ASP.NET MVC – Is It Good Practice to Have One Bundle Per View?

asp.net-mvcbundlingminify

Since bundling and minification is all about optimization and making pages load faster, it appears to me that it would be logical to create one bundle for scripts and one bundle for styles per view basis, so that to load all scripts and styles a browser will need to make 2 requests at most. So let's say I have a _Layout.cshtml where I need 3 js files bootstrap.js,jquery.js and some custom1.js I can create one bundle, something like this:

bundles.Add(new ScriptBundle("~/bundles/layout").Include(
          "~/Scripts/bootstrap.js",
          "~/Scripts/jquery.js",
          "~/Scripts/custom1.js"));

Then let's say I have another view User.cshtml where I need bootstrap.js,jquery.js and custom2.js, again I create one bundle:

bundles.Add(new ScriptBundle("~/bundles/user").Include(
          "~/Scripts/bootstrap.js",
          "~/Scripts/jquery.js",
          "~/Scripts/custom2.js"));

Same approach can be used for style bundles.
But from what I see it's not a common practice to do it this way usually bundles are created on the type basis, e.g., one for bootstrap, one for jquery, one for custom js/css files etc. But wouldn't doing so increase the loading time of the page, because having more bundles means more request to the server. Also what is the problem of doing things the way I described at the beginning?

Best Answer

I think it might almost even be counterproductive to use a single bundle per page.

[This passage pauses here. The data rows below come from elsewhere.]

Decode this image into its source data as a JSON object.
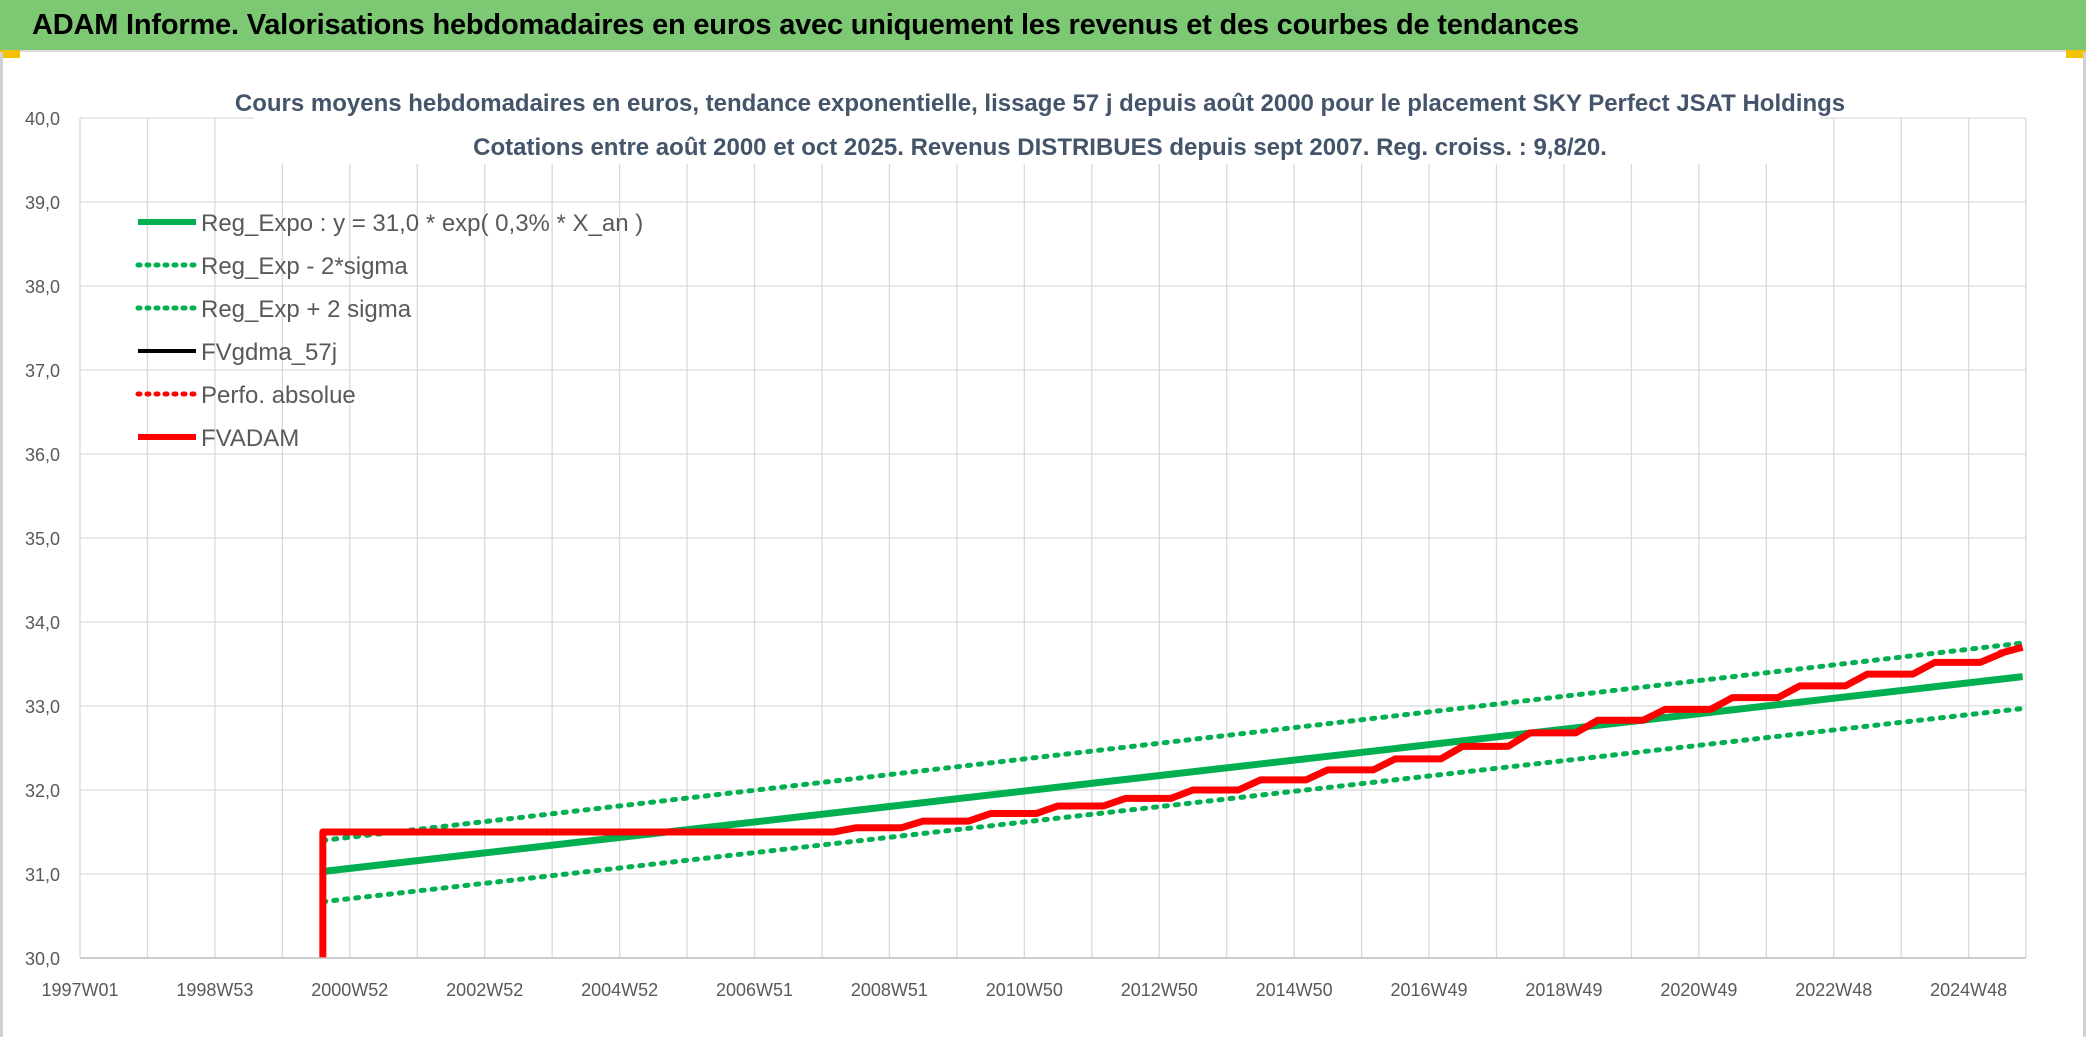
{
  "header": {
    "title": "ADAM Informe. Valorisations hebdomadaires en euros avec uniquement les revenus et des courbes de tendances"
  },
  "colors": {
    "banner": "#7dc873",
    "trend_green": "#00b050",
    "adam_red": "#ff0000",
    "black": "#000000",
    "grid": "#d9d9d9"
  },
  "chart_data": {
    "type": "line",
    "title": "Cours moyens hebdomadaires en euros, tendance exponentielle, lissage 57 j depuis août 2000 pour le placement SKY Perfect JSAT Holdings",
    "subtitle": "Cotations entre août 2000 et oct 2025. Revenus DISTRIBUES depuis sept 2007. Reg. croiss. : 9,8/20.",
    "xlabel": "",
    "ylabel": "",
    "ylim": [
      30,
      40
    ],
    "xlim": [
      1997.0,
      2025.85
    ],
    "y_ticks": [
      "30,0",
      "31,0",
      "32,0",
      "33,0",
      "34,0",
      "35,0",
      "36,0",
      "37,0",
      "38,0",
      "39,0",
      "40,0"
    ],
    "x_tick_labels": [
      "1997W01",
      "1998W53",
      "2000W52",
      "2002W52",
      "2004W52",
      "2006W51",
      "2008W51",
      "2010W50",
      "2012W50",
      "2014W50",
      "2016W49",
      "2018W49",
      "2020W49",
      "2022W48",
      "2024W48"
    ],
    "grid": true,
    "legend_position": "top-left",
    "series": [
      {
        "name": "Reg_Expo : y = 31,0 * exp( 0,3% *  X_an )",
        "style": "solid-thick",
        "color": "#00b050",
        "points": [
          [
            2000.6,
            31.03
          ],
          [
            2025.8,
            33.35
          ]
        ]
      },
      {
        "name": "Reg_Exp - 2*sigma",
        "style": "dotted",
        "color": "#00b050",
        "points": [
          [
            2000.6,
            30.67
          ],
          [
            2025.8,
            32.97
          ]
        ]
      },
      {
        "name": "Reg_Exp + 2 sigma",
        "style": "dotted",
        "color": "#00b050",
        "points": [
          [
            2000.6,
            31.4
          ],
          [
            2025.8,
            33.75
          ]
        ]
      },
      {
        "name": "FVgdma_57j",
        "style": "solid",
        "color": "#000000",
        "points": []
      },
      {
        "name": "Perfo. absolue",
        "style": "dotted",
        "color": "#ff0000",
        "points": []
      },
      {
        "name": "FVADAM",
        "style": "solid-thick",
        "color": "#ff0000",
        "points": [
          [
            2000.6,
            30.0
          ],
          [
            2000.6,
            31.5
          ],
          [
            2007.5,
            31.5
          ],
          [
            2008.5,
            31.55
          ],
          [
            2009.5,
            31.63
          ],
          [
            2010.5,
            31.72
          ],
          [
            2011.5,
            31.81
          ],
          [
            2012.5,
            31.9
          ],
          [
            2013.5,
            32.0
          ],
          [
            2014.5,
            32.12
          ],
          [
            2015.5,
            32.24
          ],
          [
            2016.5,
            32.37
          ],
          [
            2017.5,
            32.52
          ],
          [
            2018.5,
            32.68
          ],
          [
            2019.5,
            32.83
          ],
          [
            2020.5,
            32.96
          ],
          [
            2021.5,
            33.1
          ],
          [
            2022.5,
            33.24
          ],
          [
            2023.5,
            33.38
          ],
          [
            2024.5,
            33.52
          ],
          [
            2025.5,
            33.63
          ],
          [
            2025.8,
            33.7
          ]
        ]
      }
    ]
  }
}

There's an overhead for creation of the bundle... albeit, that overhead is incurred once per application instance (it's cached by the application after the first call), but if you have a new bundle for each page, that means for each distinct page you visit, a new bundle has to be created before it can be served. That would defeat the purpose of the bundles considerably, I think.

Rather, I usually have two bundles: one core bundle which every page is expected to require and will hardly ever change once the initial project is set up. This includes core styles, jQuery/knockout, other base-vendor libraries.

The second bundle is usually per-application context (e.g., the Users bundle might have modular stuff related to users in general, but not necessarily to a specific page).

Anything page-specific doesn't usually even go into a bundle.

The practical performance effect of bundling (at least for business applications that I tend to write) isn't really all that great, considering that once the client has called it the first time, it's there until it changes again anyway.

If you have a public site where you expect a greater number of first-time visitors, you might take a slightly different approach.